Last July, President Obama's campaign announced that it had raised an average of $29 million in each of the previous three months for itself and the Democratic National Committee (DNC). I was only mildly impressed. After all, that was well below the $50 million a month needed to reach the campaign's goal of a $1 billion war chest for the 2012 race.
Seven months later, I'm even less impressed. Through January, the president has raised an average of $24 million a month for his campaign and the DNC. Next week, the Obama campaign will release its February numbers, but the president is on track to be hundreds of millions of dollars shy of his original goal.
It's not for lack of trying. Mr. Obama has already attended 103 fund-raisers, roughly one every three days since he kicked off his campaign last April (twice his predecessor's pace).
The president faces other fund-raising challenges. For one, there are only so many times any candidate can go to New York or Hollywood or San Francisco for a $1 million fund-raiser. Team Obama is running through its easy money venues quickly.
For another, many of Mr. Obama's 2008 donors are reluctant to give again. The Obama campaign itself reported that fewer than 7% of 2008 donors renewed their support in the first quarter of his re-election campaign. That's about one-quarter to one-third of a typical renewal rate: In the first quarter of the Bush re-election campaign, for example, about 20% of the donors renewed their support.
There are other troubling signs. Team Obama's email appeals don't ask for $10, $15, $25 or $50 donations as they did in 2008, but generally for $3. Nor are the appeals mostly about issues; many are lotteries. Give three bucks and your name will be put in a drawing for a private dinner with the president and first lady.
This is clever marketing, but it suggests the campaign has found that only a low price point with a big benefit can overcome donor resistance among people who contributed via mail or the Internet in 2008. It also points to higher-than-expected solicitation costs and lower-than-expected fund-raising returns.

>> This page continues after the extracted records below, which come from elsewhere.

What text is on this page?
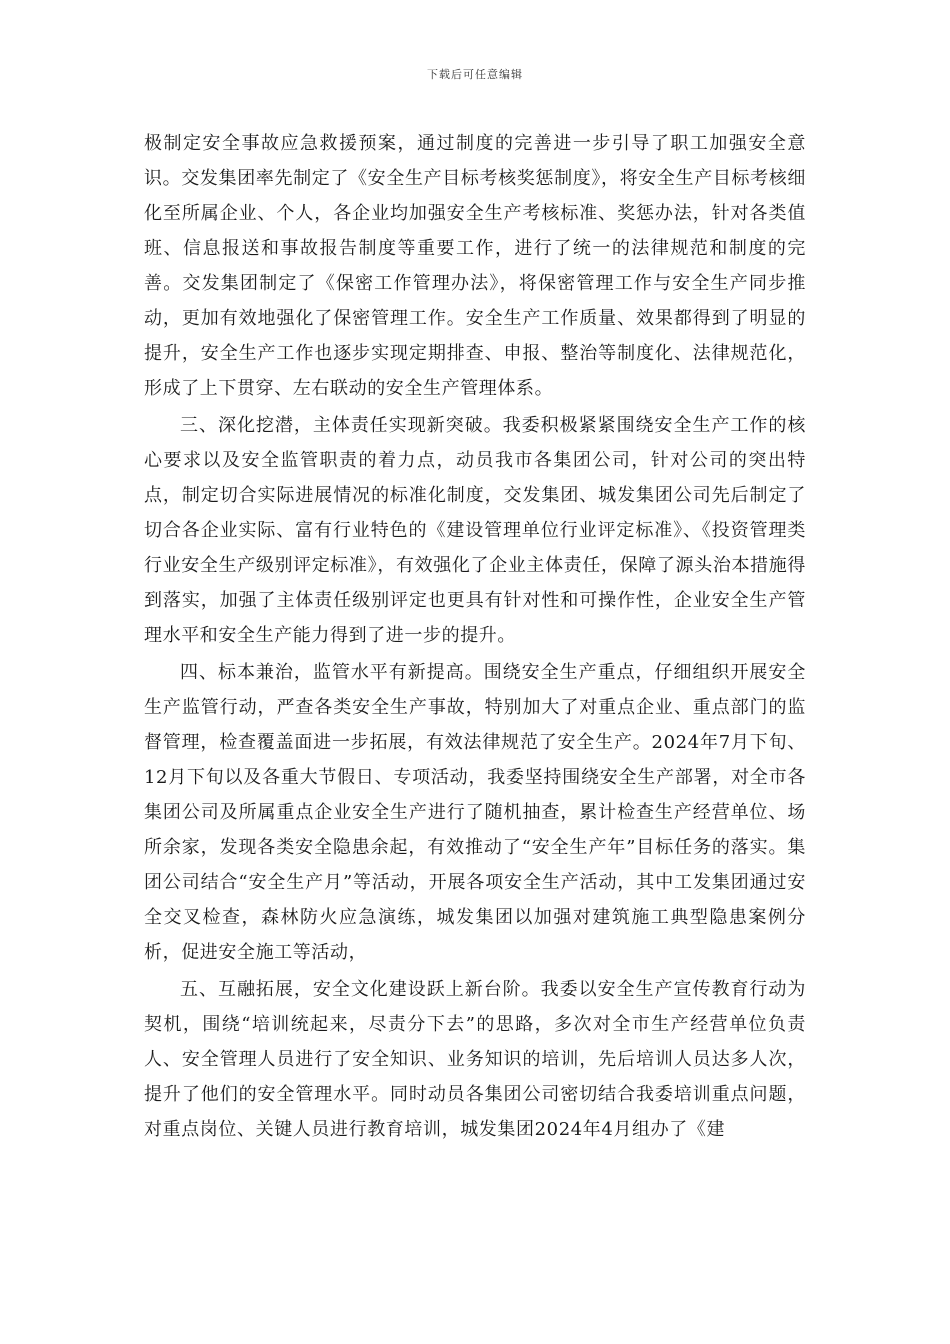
下载后可任意编辑

极制定安全事故应急救援预案，通过制度的完善进一步引导了职工加强安全意识。交发集团率先制定了《安全生产目标考核奖惩制度》，将安全生产目标考核细化至所属企业、个人，各企业均加强安全生产考核标准、奖惩办法，针对各类值班、信息报送和事故报告制度等重要工作，进行了统一的法律规范和制度的完善。交发集团制定了《保密工作管理办法》，将保密管理工作与安全生产同步推动，更加有效地强化了保密管理工作。安全生产工作质量、效果都得到了明显的提升，安全生产工作也逐步实现定期排查、申报、整治等制度化、法律规范化，形成了上下贯穿、左右联动的安全生产管理体系。

三、深化挖潜，主体责任实现新突破。我委积极紧紧围绕安全生产工作的核心要求以及安全监管职责的着力点，动员我市各集团公司，针对公司的突出特点，制定切合实际进展情况的标准化制度，交发集团、城发集团公司先后制定了切合各企业实际、富有行业特色的《建设管理单位行业评定标准》、《投资管理类行业安全生产级别评定标准》，有效强化了企业主体责任，保障了源头治本措施得到落实，加强了主体责任级别评定也更具有针对性和可操作性，企业安全生产管理水平和安全生产能力得到了进一步的提升。

四、标本兼治，监管水平有新提高。围绕安全生产重点，仔细组织开展安全生产监管行动，严查各类安全生产事故，特别加大了对重点企业、重点部门的监督管理，检查覆盖面进一步拓展，有效法律规范了安全生产。2024年7月下旬、12月下旬以及各重大节假日、专项活动，我委坚持围绕安全生产部署，对全市各集团公司及所属重点企业安全生产进行了随机抽查，累计检查生产经营单位、场所余家，发现各类安全隐患余起，有效推动了“安全生产年”目标任务的落实。集团公司结合“安全生产月”等活动，开展各项安全生产活动，其中工发集团通过安全交叉检查，森林防火应急演练，城发集团以加强对建筑施工典型隐患案例分析，促进安全施工等活动，

五、互融拓展，安全文化建设跃上新台阶。我委以安全生产宣传教育行动为契机，围绕“培训统起来，尽责分下去”的思路，多次对全市生产经营单位负责人、安全管理人员进行了安全知识、业务知识的培训，先后培训人员达多人次，提升了他们的安全管理水平。同时动员各集团公司密切结合我委培训重点问题，对重点岗位、关键人员进行教育培训，城发集团2024年4月组办了《建
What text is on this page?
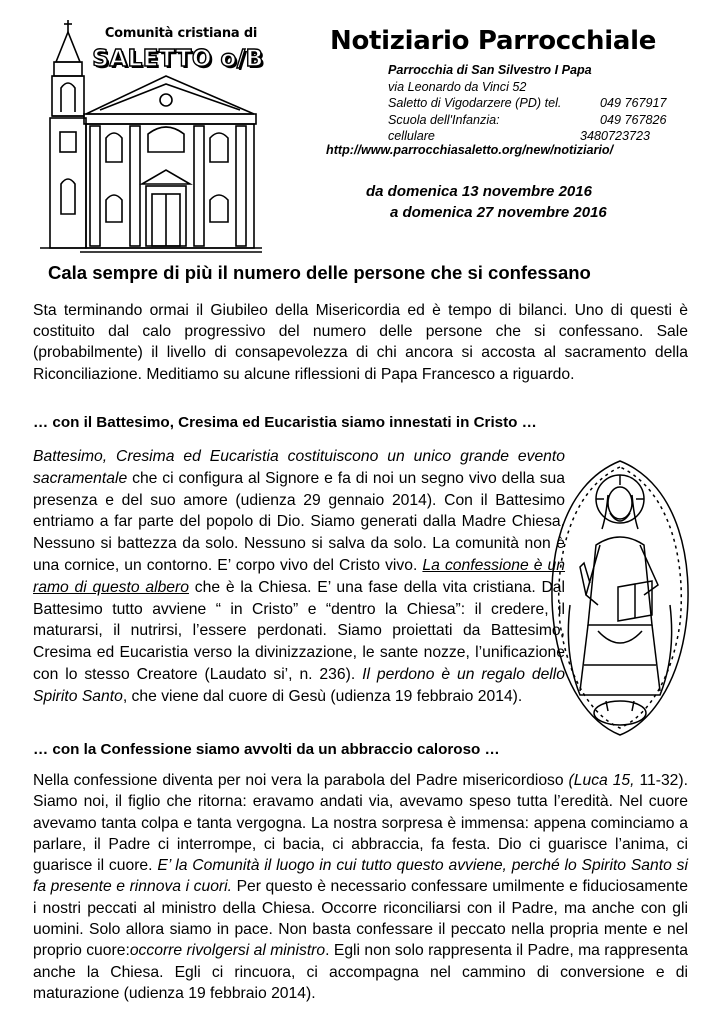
Comunità cristiana di
SALETTO o/B
Notiziario Parrocchiale
Parrocchia di San Silvestro I Papa
via Leonardo da Vinci 52
Saletto di Vigodarzere (PD) tel.	049 767917
Scuola dell'Infanzia:	049 767826
cellulare	3480723723
http://www.parrocchiasaletto.org/new/notiziario/
da domenica 13 novembre 2016
a domenica 27 novembre 2016
Cala sempre di più il numero delle persone che si confessano
Sta terminando ormai il Giubileo della Misericordia ed è tempo di bilanci. Uno di questi è costituito dal calo progressivo del numero delle persone che si confessano. Sale (probabilmente) il livello di consapevolezza di chi ancora si accosta al sacramento della Riconciliazione. Meditiamo su alcune riflessioni di Papa Francesco a riguardo.
… con il Battesimo, Cresima ed Eucaristia siamo innestati in Cristo …
Battesimo, Cresima ed Eucaristia costituiscono un unico grande evento sacramentale che ci configura al Signore e fa di noi un segno vivo della sua presenza e del suo amore (udienza 29 gennaio 2014). Con il Battesimo entriamo a far parte del popolo di Dio. Siamo generati dalla Madre Chiesa. Nessuno si battezza da solo. Nessuno si salva da solo. La comunità non è una cornice, un contorno. E’ corpo vivo del Cristo vivo. La confessione è un ramo di questo albero che è la Chiesa. E’ una fase della vita cristiana. Dal Battesimo tutto avviene “ in Cristo” e “dentro la Chiesa”: il credere, il maturarsi, il nutrirsi, l’essere perdonati. Siamo proiettati da Battesimo, Cresima ed Eucaristia verso la divinizzazione, le sante nozze, l’unificazione con lo stesso Creatore (Laudato si’, n. 236). Il perdono è un regalo dello Spirito Santo, che viene dal cuore di Gesù (udienza 19 febbraio 2014).
… con la Confessione siamo avvolti da un abbraccio caloroso …
Nella confessione diventa per noi vera la parabola del Padre misericordioso (Luca 15, 11-32). Siamo noi, il figlio che ritorna: eravamo andati via, avevamo speso tutta l’eredità. Nel cuore avevamo tanta colpa e tanta vergogna. La nostra sorpresa è immensa: appena cominciamo a parlare, il Padre ci interrompe, ci bacia, ci abbraccia, fa festa. Dio ci guarisce l’anima, ci guarisce il cuore. E’ la Comunità il luogo in cui tutto questo avviene, perché lo Spirito Santo si fa presente e rinnova i cuori. Per questo è necessario confessare umilmente e fiduciosamente i nostri peccati al ministro della Chiesa. Occorre riconciliarsi con il Padre, ma anche con gli uomini. Solo allora siamo in pace. Non basta confessare il peccato nella propria mente e nel proprio cuore:occorre rivolgersi al ministro. Egli non solo rappresenta il Padre, ma rappresenta anche la Chiesa. Egli ci rincuora, ci accompagna nel cammino di conversione e di maturazione (udienza 19 febbraio 2014).
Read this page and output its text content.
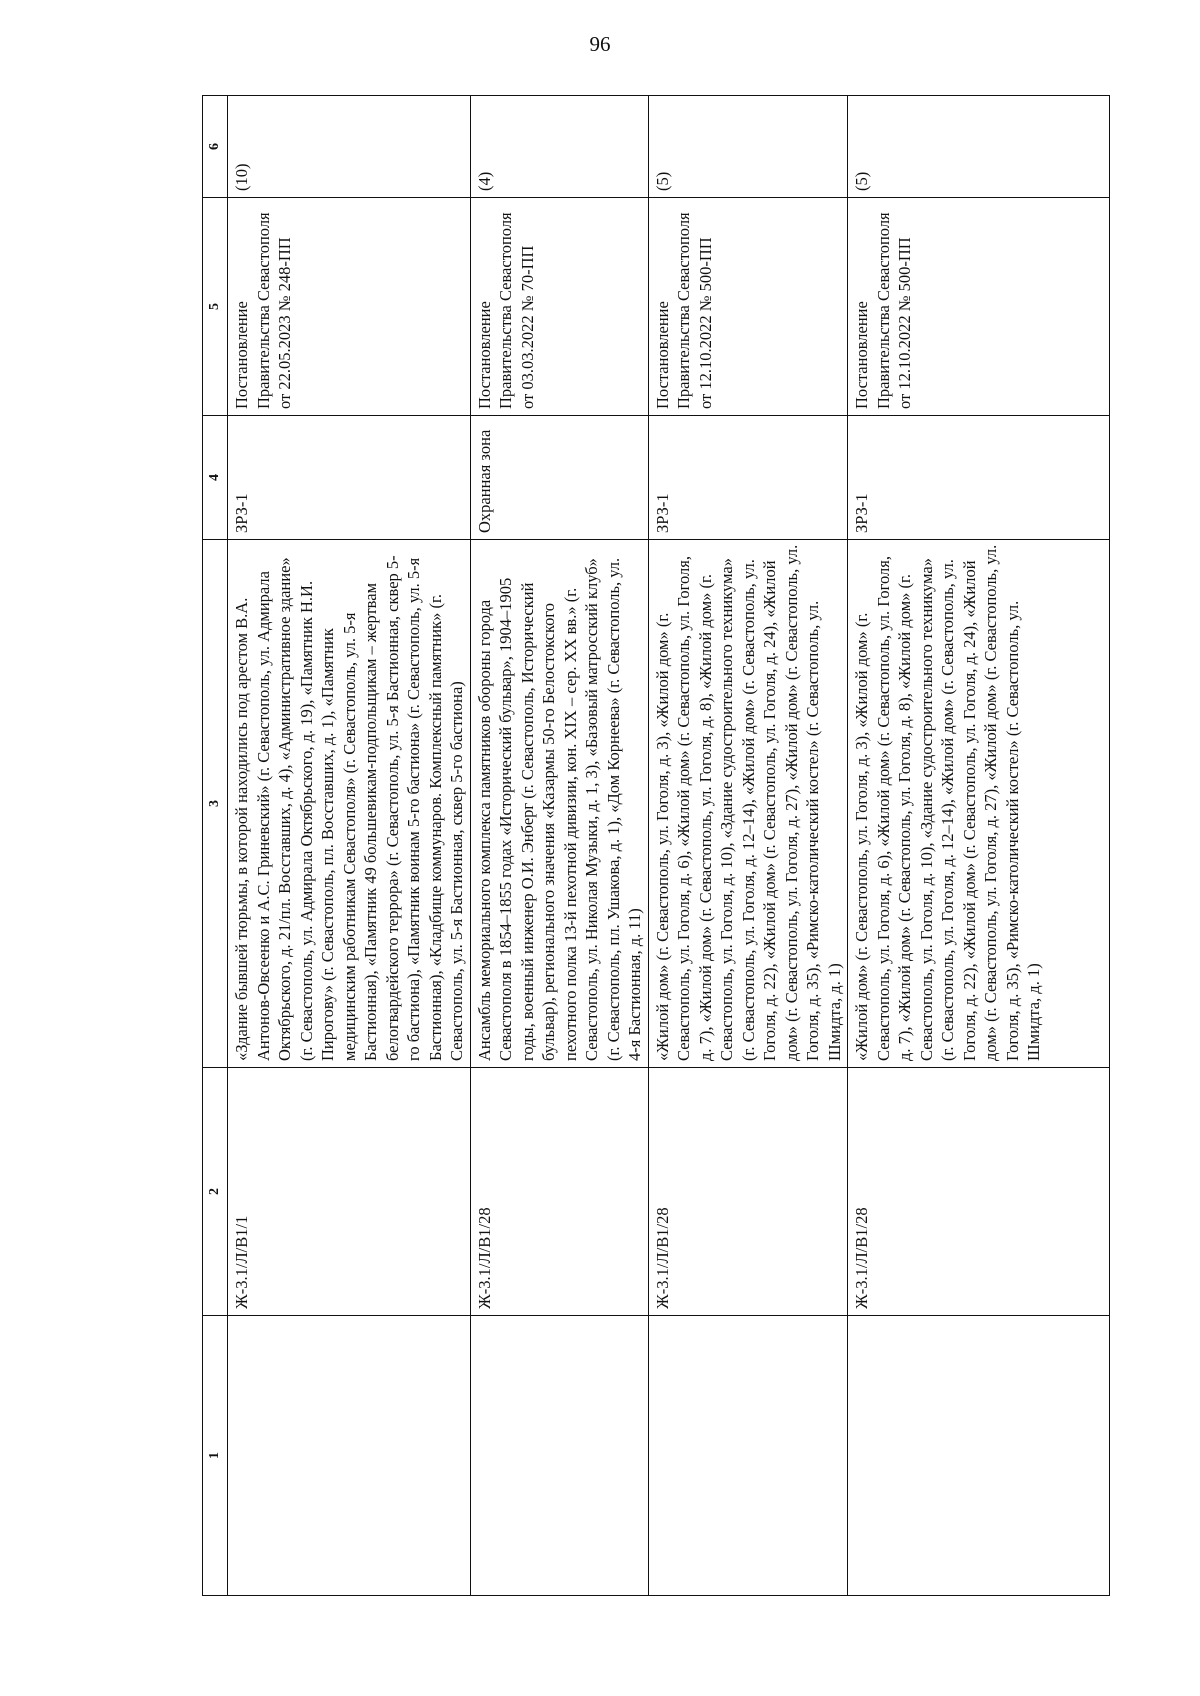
96
1	2	3	4	5	6
	Ж-3.1/Л/В1/1	«Здание бывшей тюрьмы, в которой находились под арестом В.А. Антонов-Овсеенко и А.С. Гриневский» (г. Севастополь, ул. Адмирала Октябрьского, д. 21/пл. Восставших, д. 4), «Административное здание» (г. Севастополь, ул. Адмирала Октябрьского, д. 19), «Памятник Н.И. Пирогову» (г. Севастополь, пл. Восставших, д. 1), «Памятник медицинским работникам Севастополя» (г. Севастополь, ул. 5-я Бастионная), «Памятник 49 большевикам-подпольщикам – жертвам белогвардейского террора» (г. Севастополь, ул. 5-я Бастионная, сквер 5-го бастиона), «Памятник воинам 5-го бастиона» (г. Севастополь, ул. 5-я Бастионная), «Кладбище коммунаров. Комплексный памятник» (г. Севастополь, ул. 5-я Бастионная, сквер 5-го бастиона)	ЗРЗ-1	Постановление Правительства Севастополя от 22.05.2023 № 248-ПП	(10)
	Ж-3.1/Л/В1/28	Ансамбль мемориального комплекса памятников обороны города Севастополя в 1854–1855 годах «Исторический бульвар», 1904–1905 годы, военный инженер О.И. Энберг (г. Севастополь, Исторический бульвар), регионального значения «Казармы 50-го Белостокского пехотного полка 13-й пехотной дивизии, кон. XIX – сер. XX вв.» (г. Севастополь, ул. Николая Музыки, д. 1, 3), «Базовый матросский клуб» (г. Севастополь, пл. Ушакова, д. 1), «Дом Корнеева» (г. Севастополь, ул. 4-я Бастионная, д. 11)	Охранная зона	Постановление Правительства Севастополя от 03.03.2022 № 70-ПП	(4)
	Ж-3.1/Л/В1/28	«Жилой дом» (г. Севастополь, ул. Гоголя, д. 3), «Жилой дом» (г. Севастополь, ул. Гоголя, д. 6), «Жилой дом» (г. Севастополь, ул. Гоголя, д. 7), «Жилой дом» (г. Севастополь, ул. Гоголя, д. 8), «Жилой дом» (г. Севастополь, ул. Гоголя, д. 10), «Здание судостроительного техникума» (г. Севастополь, ул. Гоголя, д. 12–14), «Жилой дом» (г. Севастополь, ул. Гоголя, д. 22), «Жилой дом» (г. Севастополь, ул. Гоголя, д. 24), «Жилой дом» (г. Севастополь, ул. Гоголя, д. 27), «Жилой дом» (г. Севастополь, ул. Гоголя, д. 35), «Римско-католический костел» (г. Севастополь, ул. Шмидта, д. 1)	ЗРЗ-1	Постановление Правительства Севастополя от 12.10.2022 № 500-ПП	(5)
	Ж-3.1/Л/В1/28	«Жилой дом» (г. Севастополь, ул. Гоголя, д. 3), «Жилой дом» (г. Севастополь, ул. Гоголя, д. 6), «Жилой дом» (г. Севастополь, ул. Гоголя, д. 7), «Жилой дом» (г. Севастополь, ул. Гоголя, д. 8), «Жилой дом» (г. Севастополь, ул. Гоголя, д. 10), «Здание судостроительного техникума» (г. Севастополь, ул. Гоголя, д. 12–14), «Жилой дом» (г. Севастополь, ул. Гоголя, д. 22), «Жилой дом» (г. Севастополь, ул. Гоголя, д. 24), «Жилой дом» (г. Севастополь, ул. Гоголя, д. 27), «Жилой дом» (г. Севастополь, ул. Гоголя, д. 35), «Римско-католический костел» (г. Севастополь, ул. Шмидта, д. 1)	ЗРЗ-1	Постановление Правительства Севастополя от 12.10.2022 № 500-ПП	(5)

At the end of January, Team Obama had $91.7 million in cash in its coffers and those of the DNC. At the same point in 2004, the Bush campaign and Republican National Committee had $122 million in cash combined.
The Obama campaign's high burn rate doesn't come from large television buys, phone banks or mail programs that could be immediately stopped. It appears to result instead from huge fixed costs for a big staff and higher-than-expected fund-raising outlays. These are much tougher to unwind or delay. Left unaltered, they generally lead to even more frantic efforts to both raise money and stop other spending.
This perhaps explains why the White House told congressional Democrats last week not to expect a single dime for their campaign efforts from the Democratic National Committee this year. All the DNC's funds will be needed for the president's re-election.
His campaign's financial situation also may explain why Mr. Obama has embraced Super PACs after decrying them as a "threat to democracy" in the midterm elections. The president was quick to criticize Rush Limbaugh's crude comments about contraception advocate Sandra Fluke. But he refused to condemn his Super PAC's acceptance of a million-dollar donation from Bill Maher, who routinely attacks Republican women such as Sarah Palin and Michele Bachmann in vulgar and sexually charged terms.
That virtually all Republicans and many independents consider Mr. Obama a failure is obvious. But many Democrats are disappointed with him, too. The president's difficulty in raising campaign cash is evidence of this. He is working a lot harder than he thought he would to raise a lot less than he had hoped.